Het zijn tekenen van de klimaatverandering die de scheepvaart treft, niet alleen op zee maar ook op rivieren zoals de Rijn, aldus de Financial Times. Droogte is een groeiend probleem voor de internationale scheepvaartindustrie en bedreigt de toeleveringsketens die de wereldeconomie ondersteunen.

De afgelopen decennia was het schaalvergroting wat de klok sloeg. Naarmate de globalisering toenam, werd de sector, die tot 90% van alle goederen wereldwijd levert, steeds afhankelijker van grote schepen. Die werden steeds groter om maar zoveel mogelijk containers of tonnen kolen, staal en granen te kunnen vervoeren. Volgens de OESO is de scheepvaart verantwoordelijk voor ongeveer 3% van de totale uitstoot van broeikasgassen. Ook voor de binnenvaart gold hoe groter, hoe beter. Een beetje rivierschip begint inmiddels bij zo'n 3.000 ton. Jaarlijks gaat er meer dan 100 miljoen ton goederen alleen al over de Rijn.

Tot dat, in 2018, ineens niet meer ging.

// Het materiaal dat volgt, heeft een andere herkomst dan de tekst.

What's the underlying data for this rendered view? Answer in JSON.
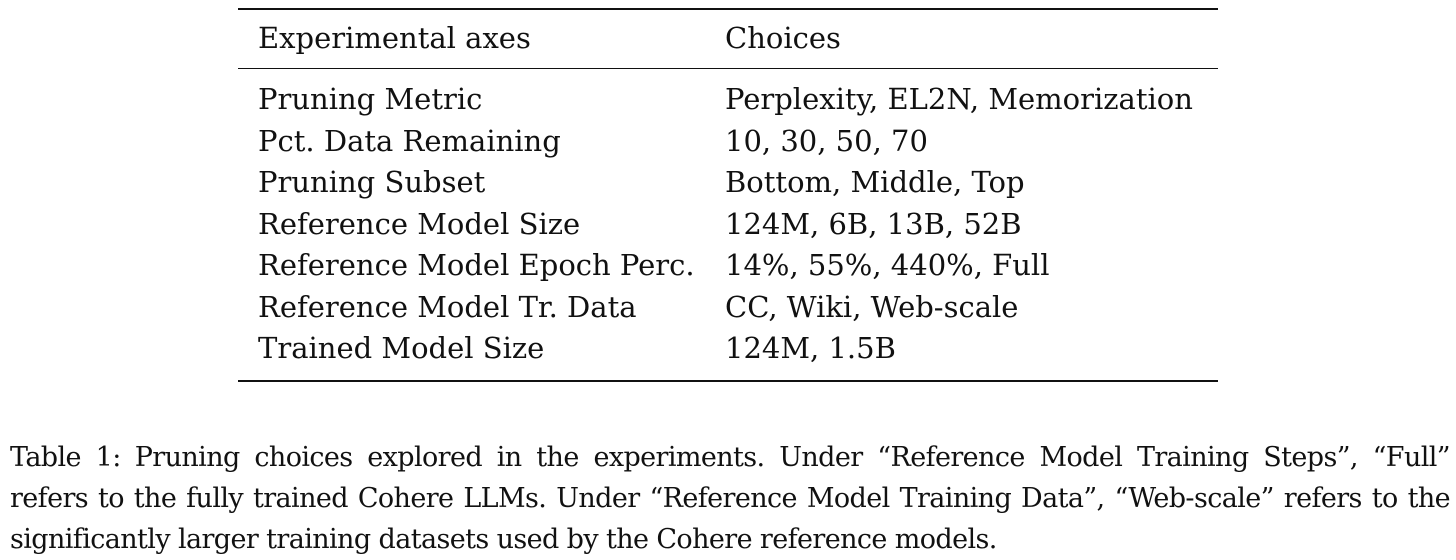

Dat jaar zorgde een zomerse hittegolf ervoor dat er zoveel water verdampte uit de ondiepste delen van het middendeel van de rivier - tussen Bonn naar Bingen - dat het cruciale meetstation bij Kaub 107 dagen lang een waterdiepte van minder dan 78 cm aangaf. Te ondiep voor de grote schepen. Het kostte, blijkt uit een rapport uit 2021, de Duitse industriële productie bijna €5 miljard aan waarde.

Ook vorig jaar konden grote schepen de Rijn niet of alleen met minder belading bevaren door de lage waterstanden. Bedrijven wrongen zich in bochten om grondstoffen en gas via alternatieve - lees: duurdere - routes aan te schaffen.

De lage waterstand, veroorzaakt door de beperkte regenval in het stroomgebied van de Rijn, weinig sneeuwval in de Alpen en de veel kleinere gletsjers in de Alpen, raakt behalve de scheepvaart ook de handel. Het stroomgebied van de Rijn is ons achterland en bepaalt mede het belang van de haven van Rotterdam en de vele handelsbedrijven die daar zijn gevestigd. De nodige agrarische grondstoffen en energie worden per schip naar het achterland in de EU getransporteerd.

'20 centimeter'
Geen wonder dus dat Duitsland een project van €180 miljoen heeft opgezet om het transportknelpunt op de Rijn aan te pakken en tegelijkertijd de marges van de Europese fabrikanten te beschermen. Berlijn wil de ondiepste delen van de Rijn met 20 cm verdiepen. Het project moet in 2030 klaar zijn. Twintig centimeter mag weinig lijken, maar volgens experts leidt dat beetje extra diepte tot een extra scheepscapaciteit van ongeveer 200 ton.

Het neemt niet weg dat binnenvaartschippers die kleinere schepen overwegen, zoals de Duitse binnenvaartfamilie Mnich, weinig gehoor vinden bij de banken. Toen de broers Mnich zich bij de bank meldden met het plan om 2 kleine schepen te kopen of te laten bouwen, werden ze vierkant uitgelachen. Hoe kleiner een schip, benadrukken analisten, hoe hoger de transportkosten. Bij middelgrote schepen, zoals de MS Salisso van de familie Mnich, die 866 ton kan vervoeren, "gaan de schaalvoordelen verloren", legt Jonathan Roach van analistenbureau Braemer uit.

Laagwatertankers
Sommige fabrieken nemen het heft in eigen handen, zoals de chemische fabriek Covestro. Voor de toekomst van fabrieken in Leverkusen, Dormagen en Krefeld-Uerdingen is bulktransportcapaciteit essentieel, zegt Uwe Arndt, hoofd geïntegreerde logistiek bij Covestro. Een derde van de producten van deze fabrieken wordt vervoerd langs de Rijn. Covestro sloeg de handen ineen met HGK Shipping en bouwde speciale 'laagwatertankers' die ook bij lage waterstanden kunnen varen. Bijkomend voordeel: deze schepen kunnen gedeeltelijk op elektriciteit varen en dat vermindert de uitstoot met 30%. En ook als de sector vroeg of laat overstapt op waterstof, zijn de schepen eenvoudig om te bouwen.